A principal difference in the systems is control. The government can easily control the number and selection criteria of overseas refugees. It can only control the number of spontaneous arrivals through visa restrictions and overseas interdiction efforts such as migration integrity officers at international airports and strict scrutiny of visitor visa applications at Canadian embassies. Another concern, especially of this government, is immigration fraud. The resettlement process moves more slowly than it might, due to government concerns about extended family members of Canadians misusing the process. In Canada, historically, about 45% of claimants are accepted as refugees and the removal of refused claimants has proven to be an intractable problem. Excessive removal delays (in the range of four to six years), combined with alternative humanitarian grounds for remaining in Canada due to long-term residence, do lead to potential abuses of the refugee system.
That is a legitimate policy concern.
However, the government has a powerful underlying moral view of the international asylum process that has become obsessive and rhetorical in its pursuit of fraudulent claims. It equates refused claims with “bogus” claims, and alleges claims from entire countries like Mexico and Hungary lack any legal merit, although the Immigration and Refugee Board accepts a significant number of claims from both countries (17% and 8%, respectively). The government has also offered up an extravagant construction of the notion of “refugee queues.” It maintains that the good asylum seekers faithfully go to refugee camps and wait their turn while the not-good refugees use false documents and get on boats to come to Canada. This is all nonsense, of course. There are no refugee queues, many asylum seekers can’t reach refugee camps and are trapped in countries that do not accept UNHCR refugee status. Moreover, the UN Refugee Convention allows asylum seekers to use fraudulent documents to seek refugee protection.
It is this moral perspective, that refugees who come directly to Canada to seek protection are somehow suspect and second-tier refugees, that somehow justifies the extraordinary punishments contained in Bill C-31. Refugee claimants who arrive in groups will be subjected to mandatory detention for up to a year even if they are victims of civil war and human rights violations; accepted refugees will not be permitted to begin sponsorship of their families for five years after their acceptance, resulting in a six-to-eight-year separation from their families abroad.

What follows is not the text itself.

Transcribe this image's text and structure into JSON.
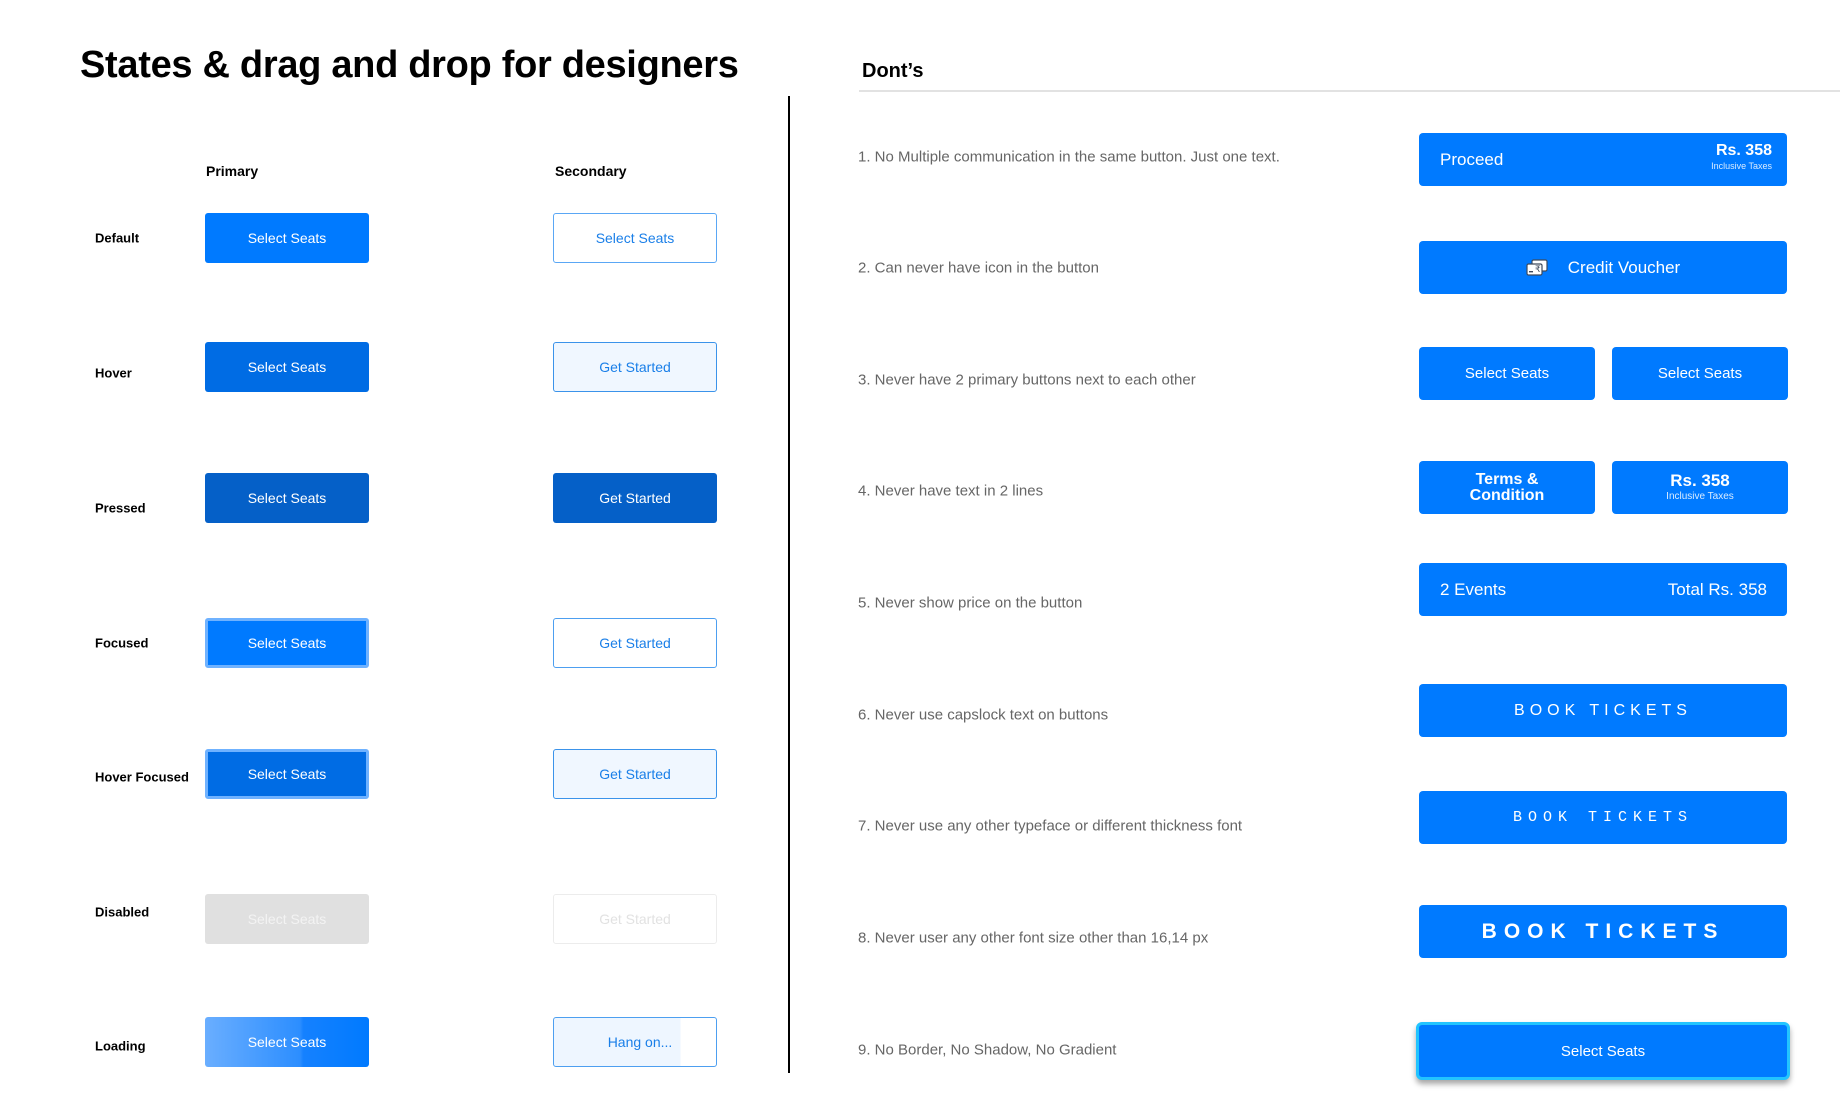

That morality is also the justification for unreasonably shortening time lines for the new refugee claim process and for denying an appeal to some claimants.
The debates on C-31 will rage in parliament and the public forum over the next few months. Regardless of the rationality of their arguments, if opponents of the bill hope to make headway against the force of the government’s parliamentary majority, they would do well to speak to the moral perspectives that underpin the bill as well as to the human consequences of its particular provisions.